Être l’artiste ou même l’œuvre ? C’est possible dans une nouvelle exposition à Strasbourg. Webex vous fait visiter.
L'exposition se tiendra jusqu'au 1er juin 2025, au Musée d’art moderne et contemporain de Strasbourg. Photo : Shawn-Orric Dreyer
Un tapis de bonbons bleus et blancs sur le sol. Un revêtement de sol fait de journaux. Une œuvre en eau qui va bientôt disparaître et un pullover jaune qui attend d’être enfilé par deux visiteurs. L’exposition Mode d’emploi – suivre les instructions de l’artiste a ouvert ses portes vendredi 27 septembre au Musée d’art moderne et contemporain de Strasbourg (MAMCS) : les visiteurs peuvent y interagir avec les œuvres et même devenir eux-mêmes l’artiste ou l’œuvre.

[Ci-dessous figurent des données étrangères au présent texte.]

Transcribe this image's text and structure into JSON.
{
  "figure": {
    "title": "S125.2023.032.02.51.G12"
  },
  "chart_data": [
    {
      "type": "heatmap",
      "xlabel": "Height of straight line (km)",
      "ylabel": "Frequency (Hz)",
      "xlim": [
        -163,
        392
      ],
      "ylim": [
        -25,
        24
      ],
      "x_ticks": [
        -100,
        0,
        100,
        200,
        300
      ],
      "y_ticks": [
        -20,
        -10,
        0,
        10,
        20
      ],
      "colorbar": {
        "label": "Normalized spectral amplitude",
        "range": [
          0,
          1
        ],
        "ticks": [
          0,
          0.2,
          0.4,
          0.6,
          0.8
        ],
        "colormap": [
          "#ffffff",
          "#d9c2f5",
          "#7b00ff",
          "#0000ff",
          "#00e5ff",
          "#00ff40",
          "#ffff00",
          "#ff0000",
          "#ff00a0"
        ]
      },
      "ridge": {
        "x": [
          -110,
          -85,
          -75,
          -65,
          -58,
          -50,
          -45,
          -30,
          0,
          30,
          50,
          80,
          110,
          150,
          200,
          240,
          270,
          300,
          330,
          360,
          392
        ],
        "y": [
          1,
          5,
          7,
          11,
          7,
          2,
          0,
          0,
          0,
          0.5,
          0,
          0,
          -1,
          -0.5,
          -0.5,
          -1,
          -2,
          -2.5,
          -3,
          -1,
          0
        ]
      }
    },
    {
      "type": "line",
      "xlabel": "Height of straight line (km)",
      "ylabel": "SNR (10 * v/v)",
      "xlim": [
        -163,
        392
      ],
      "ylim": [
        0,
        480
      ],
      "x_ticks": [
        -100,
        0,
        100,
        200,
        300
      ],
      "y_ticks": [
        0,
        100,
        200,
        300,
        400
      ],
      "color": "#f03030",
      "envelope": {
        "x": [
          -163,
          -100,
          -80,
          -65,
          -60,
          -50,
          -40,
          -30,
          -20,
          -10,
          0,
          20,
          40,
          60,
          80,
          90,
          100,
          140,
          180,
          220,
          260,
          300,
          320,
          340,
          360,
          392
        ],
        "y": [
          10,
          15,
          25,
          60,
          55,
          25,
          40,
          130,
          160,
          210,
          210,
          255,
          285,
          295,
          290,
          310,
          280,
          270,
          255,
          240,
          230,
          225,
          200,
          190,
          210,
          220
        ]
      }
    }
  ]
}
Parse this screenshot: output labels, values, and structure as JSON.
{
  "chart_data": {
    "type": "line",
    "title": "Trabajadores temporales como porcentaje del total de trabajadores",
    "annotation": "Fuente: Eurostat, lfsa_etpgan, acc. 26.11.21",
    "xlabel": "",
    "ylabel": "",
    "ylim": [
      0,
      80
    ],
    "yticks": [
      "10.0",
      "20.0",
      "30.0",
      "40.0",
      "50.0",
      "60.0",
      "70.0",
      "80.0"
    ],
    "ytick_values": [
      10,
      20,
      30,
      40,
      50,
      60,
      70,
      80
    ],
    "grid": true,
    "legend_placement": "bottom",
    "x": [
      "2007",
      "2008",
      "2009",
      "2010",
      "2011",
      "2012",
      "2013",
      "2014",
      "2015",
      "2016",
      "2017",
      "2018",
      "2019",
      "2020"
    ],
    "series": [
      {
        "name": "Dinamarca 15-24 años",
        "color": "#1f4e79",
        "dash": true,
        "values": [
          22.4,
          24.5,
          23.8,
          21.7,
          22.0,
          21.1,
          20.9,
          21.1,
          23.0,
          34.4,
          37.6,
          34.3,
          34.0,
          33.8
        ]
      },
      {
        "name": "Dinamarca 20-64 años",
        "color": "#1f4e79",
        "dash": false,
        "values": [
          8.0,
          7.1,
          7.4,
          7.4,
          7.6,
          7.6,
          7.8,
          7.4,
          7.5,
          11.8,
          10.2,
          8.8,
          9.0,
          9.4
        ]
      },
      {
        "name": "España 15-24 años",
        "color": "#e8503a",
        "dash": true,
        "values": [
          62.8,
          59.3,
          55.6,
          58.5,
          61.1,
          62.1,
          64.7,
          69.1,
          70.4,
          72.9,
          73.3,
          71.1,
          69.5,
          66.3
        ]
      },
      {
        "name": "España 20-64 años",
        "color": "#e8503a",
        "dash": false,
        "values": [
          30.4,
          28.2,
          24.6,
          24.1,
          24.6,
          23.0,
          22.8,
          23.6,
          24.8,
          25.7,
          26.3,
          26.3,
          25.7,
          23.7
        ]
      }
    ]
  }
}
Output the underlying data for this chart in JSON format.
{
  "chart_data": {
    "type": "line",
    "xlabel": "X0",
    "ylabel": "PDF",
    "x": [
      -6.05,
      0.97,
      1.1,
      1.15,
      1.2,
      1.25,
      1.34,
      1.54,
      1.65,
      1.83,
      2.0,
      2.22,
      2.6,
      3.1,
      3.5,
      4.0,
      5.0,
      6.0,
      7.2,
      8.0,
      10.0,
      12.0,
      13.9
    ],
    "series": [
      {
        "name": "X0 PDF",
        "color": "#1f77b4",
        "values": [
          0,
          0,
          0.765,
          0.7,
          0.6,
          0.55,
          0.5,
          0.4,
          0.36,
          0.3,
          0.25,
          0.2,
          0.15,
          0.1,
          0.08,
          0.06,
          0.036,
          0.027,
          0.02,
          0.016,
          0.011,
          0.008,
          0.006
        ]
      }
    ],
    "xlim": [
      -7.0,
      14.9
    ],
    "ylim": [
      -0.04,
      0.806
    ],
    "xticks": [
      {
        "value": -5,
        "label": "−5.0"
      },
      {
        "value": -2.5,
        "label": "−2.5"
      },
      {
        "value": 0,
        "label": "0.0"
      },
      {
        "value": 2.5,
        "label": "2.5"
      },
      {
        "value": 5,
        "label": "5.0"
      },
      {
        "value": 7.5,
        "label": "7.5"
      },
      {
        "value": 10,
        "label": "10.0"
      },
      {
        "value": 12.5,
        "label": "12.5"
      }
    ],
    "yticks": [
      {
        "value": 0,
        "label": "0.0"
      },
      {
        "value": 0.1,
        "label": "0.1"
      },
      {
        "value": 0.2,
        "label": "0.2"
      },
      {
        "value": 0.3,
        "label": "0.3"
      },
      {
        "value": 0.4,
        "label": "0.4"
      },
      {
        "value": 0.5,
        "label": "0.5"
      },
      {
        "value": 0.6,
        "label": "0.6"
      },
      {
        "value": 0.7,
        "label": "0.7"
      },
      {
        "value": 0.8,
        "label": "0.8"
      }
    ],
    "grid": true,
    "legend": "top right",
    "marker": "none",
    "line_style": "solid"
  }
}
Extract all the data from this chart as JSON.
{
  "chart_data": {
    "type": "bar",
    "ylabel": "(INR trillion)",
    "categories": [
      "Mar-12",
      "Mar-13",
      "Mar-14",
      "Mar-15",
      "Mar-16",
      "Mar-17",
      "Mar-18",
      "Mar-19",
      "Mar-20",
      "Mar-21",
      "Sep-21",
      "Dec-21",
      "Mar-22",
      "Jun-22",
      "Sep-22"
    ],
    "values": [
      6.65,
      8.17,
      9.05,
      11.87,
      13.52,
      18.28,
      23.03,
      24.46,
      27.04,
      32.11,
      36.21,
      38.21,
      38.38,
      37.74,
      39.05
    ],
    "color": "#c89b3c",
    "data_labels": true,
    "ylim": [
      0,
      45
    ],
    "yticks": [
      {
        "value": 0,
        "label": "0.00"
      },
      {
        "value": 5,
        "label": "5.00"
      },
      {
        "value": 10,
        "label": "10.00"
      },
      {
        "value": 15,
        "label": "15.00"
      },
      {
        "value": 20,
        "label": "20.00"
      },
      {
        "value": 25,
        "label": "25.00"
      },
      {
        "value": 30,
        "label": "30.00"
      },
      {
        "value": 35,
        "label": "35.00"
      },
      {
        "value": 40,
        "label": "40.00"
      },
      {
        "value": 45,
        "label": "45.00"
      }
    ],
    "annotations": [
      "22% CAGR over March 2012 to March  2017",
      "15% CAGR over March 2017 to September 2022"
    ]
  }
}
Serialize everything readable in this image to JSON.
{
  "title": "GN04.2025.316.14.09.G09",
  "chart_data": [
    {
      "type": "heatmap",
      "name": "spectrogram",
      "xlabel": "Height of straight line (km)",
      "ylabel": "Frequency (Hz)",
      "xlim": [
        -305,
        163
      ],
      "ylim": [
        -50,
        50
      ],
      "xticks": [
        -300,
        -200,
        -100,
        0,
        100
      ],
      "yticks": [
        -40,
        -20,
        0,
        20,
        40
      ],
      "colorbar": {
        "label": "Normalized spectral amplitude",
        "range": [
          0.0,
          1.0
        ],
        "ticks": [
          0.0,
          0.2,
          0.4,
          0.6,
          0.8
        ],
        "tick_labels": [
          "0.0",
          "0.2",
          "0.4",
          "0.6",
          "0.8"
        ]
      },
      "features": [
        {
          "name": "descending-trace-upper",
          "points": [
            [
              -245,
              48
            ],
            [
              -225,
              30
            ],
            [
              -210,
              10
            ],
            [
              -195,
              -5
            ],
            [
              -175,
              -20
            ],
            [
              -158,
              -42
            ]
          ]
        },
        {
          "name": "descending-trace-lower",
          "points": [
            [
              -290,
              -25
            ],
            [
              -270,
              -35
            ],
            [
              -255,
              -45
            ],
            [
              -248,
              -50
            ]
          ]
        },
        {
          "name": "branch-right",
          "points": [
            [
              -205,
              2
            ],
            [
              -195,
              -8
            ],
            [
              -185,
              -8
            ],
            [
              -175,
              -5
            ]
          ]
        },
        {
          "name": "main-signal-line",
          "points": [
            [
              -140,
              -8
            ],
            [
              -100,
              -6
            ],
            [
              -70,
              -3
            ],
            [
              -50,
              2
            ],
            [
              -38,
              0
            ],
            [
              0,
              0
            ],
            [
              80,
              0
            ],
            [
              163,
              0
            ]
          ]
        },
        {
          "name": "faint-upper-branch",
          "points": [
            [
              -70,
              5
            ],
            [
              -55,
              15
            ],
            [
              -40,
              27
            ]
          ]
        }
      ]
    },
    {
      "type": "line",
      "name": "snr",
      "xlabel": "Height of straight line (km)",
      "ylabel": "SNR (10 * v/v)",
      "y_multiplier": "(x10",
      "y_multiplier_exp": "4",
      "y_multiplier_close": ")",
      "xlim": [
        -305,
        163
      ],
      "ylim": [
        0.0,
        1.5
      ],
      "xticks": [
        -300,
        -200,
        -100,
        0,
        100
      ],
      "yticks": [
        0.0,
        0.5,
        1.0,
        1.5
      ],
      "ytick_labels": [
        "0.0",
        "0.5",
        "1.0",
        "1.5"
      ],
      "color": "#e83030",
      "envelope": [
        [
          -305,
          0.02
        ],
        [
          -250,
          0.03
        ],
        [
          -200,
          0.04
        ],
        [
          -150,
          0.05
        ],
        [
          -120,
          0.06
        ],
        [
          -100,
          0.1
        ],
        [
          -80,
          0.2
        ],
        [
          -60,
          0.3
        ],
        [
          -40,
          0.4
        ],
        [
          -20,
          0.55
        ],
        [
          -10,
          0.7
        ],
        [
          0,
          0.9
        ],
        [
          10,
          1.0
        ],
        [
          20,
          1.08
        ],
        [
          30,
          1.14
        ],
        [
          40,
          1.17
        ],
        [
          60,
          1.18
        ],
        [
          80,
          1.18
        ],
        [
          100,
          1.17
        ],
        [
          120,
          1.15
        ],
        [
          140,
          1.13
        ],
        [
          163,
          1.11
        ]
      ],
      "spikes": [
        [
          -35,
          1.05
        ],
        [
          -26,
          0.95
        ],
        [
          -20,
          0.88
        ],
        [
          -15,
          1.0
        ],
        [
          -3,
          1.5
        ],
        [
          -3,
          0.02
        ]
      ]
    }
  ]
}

Après une salle avec d’énormes formes géométriques sur les murs et 16 cartons d’emballage au milieu, on découvre dans une autre salle ce qui ressemble à un papier peint : des bandes bleues et blanches, homogènes, parallèles. Ce mur a été conçu pour la première fois en 1985 par Daniel Buren et suit sa consigne selon laquelle la bande colorée doit changer de couleur à chaque fois qu'elle est présentée dans une nouvelle exposition, selon le principe “jamais deux fois le même travail”.
“On n’a pas osé les toucher” : une exposition entre les contraires
Juste en face de ce mur, des centaines – peut-être des milliers – de bonbons bleus et blancs jonchent sur le sol. Une installation de Felix Gonzales-Torres encourage les visiteurs à modifier la disposition des bonbons, à les toucher et à réinterpréter les modalités d’activation. “On n’a pas osé les toucher”, dit Maxime Bosse, 27 ans, qui vient de terminer ses études en commerce. Thomas Cragnaz ajoute en riant : “Mais on les avait presque mangés.”
L'exposition a lieu au Musée d’art moderne et contemporain de Strasbourg, près de la Petite-France. Photo : Shawn-Orric Dreyer
Il vient aussi de terminer ses études, en communication cette fois. Le jeune homme de 28 ans trouve l’exposition “vraiment abstraite : je n’ai pas compris le sens de toutes les œuvres”. Maxime Bosse lâche une critique : “Ce n’est absolument pas le style d’art qui m’a touché.”
Plus de 50 œuvres jouent avec les sens
L’exposition au MAMCS s’intéresse aux œuvres “à protocole”. Depuis les années 1960 jusqu’à aujourd’hui, elles parcourent la création contemporaine. Leur principe : l’artiste donne une instruction sous forme écrite, orale ou dessinée. Puis le public peut interagir avec l’œuvre, comme avec les bonbons bleus, ou la réaliser, comme dans le projet de l’Autrichien Erwin Wurm. Une petite instruction dans le coin d’un plateau montre deux personnes en train d’enfiler un pullover ensemble. Sur le plateau : le pullover jaune.
“On ne l’a pas mis”, dit Maxim Bosse : “Beaucoup l’avaient certainement porté auparavant. C’est une question d’hygiène”, explique-t-il. L’interaction est peu conventionnelle pour un musée où prédominent les instructions “ne pas toucher”. Sur les quelque 25 visiteurs qui ont suivi le parcours jusqu’à midi, aucun n’a interagi ou “activé” une œuvre.
“L’œuvre est ouverte. L’artiste n’impose plus sa vision du monde mais produit des systèmes qui permettent à chacun de se faire la sienne”, a écrit le peintre Claude Rutault. Avec ces mots, l’artiste conceptuel aborde un aspect immanent de l’œuvre à protocole : la délégation. Mais il semble que les visiteurs ne voulaient pas se laisser déléguer ou qu’ils ne savaient pas en avoir la possibilité.
Ils pourront le faire jusqu’au 1er juin 2025. L’occasion de se plonger dans un univers plus ou moins inconnu : c’est la première fois qu’une exposition donne à voir en France les œuvres à protocole des années 1960 à nos jours.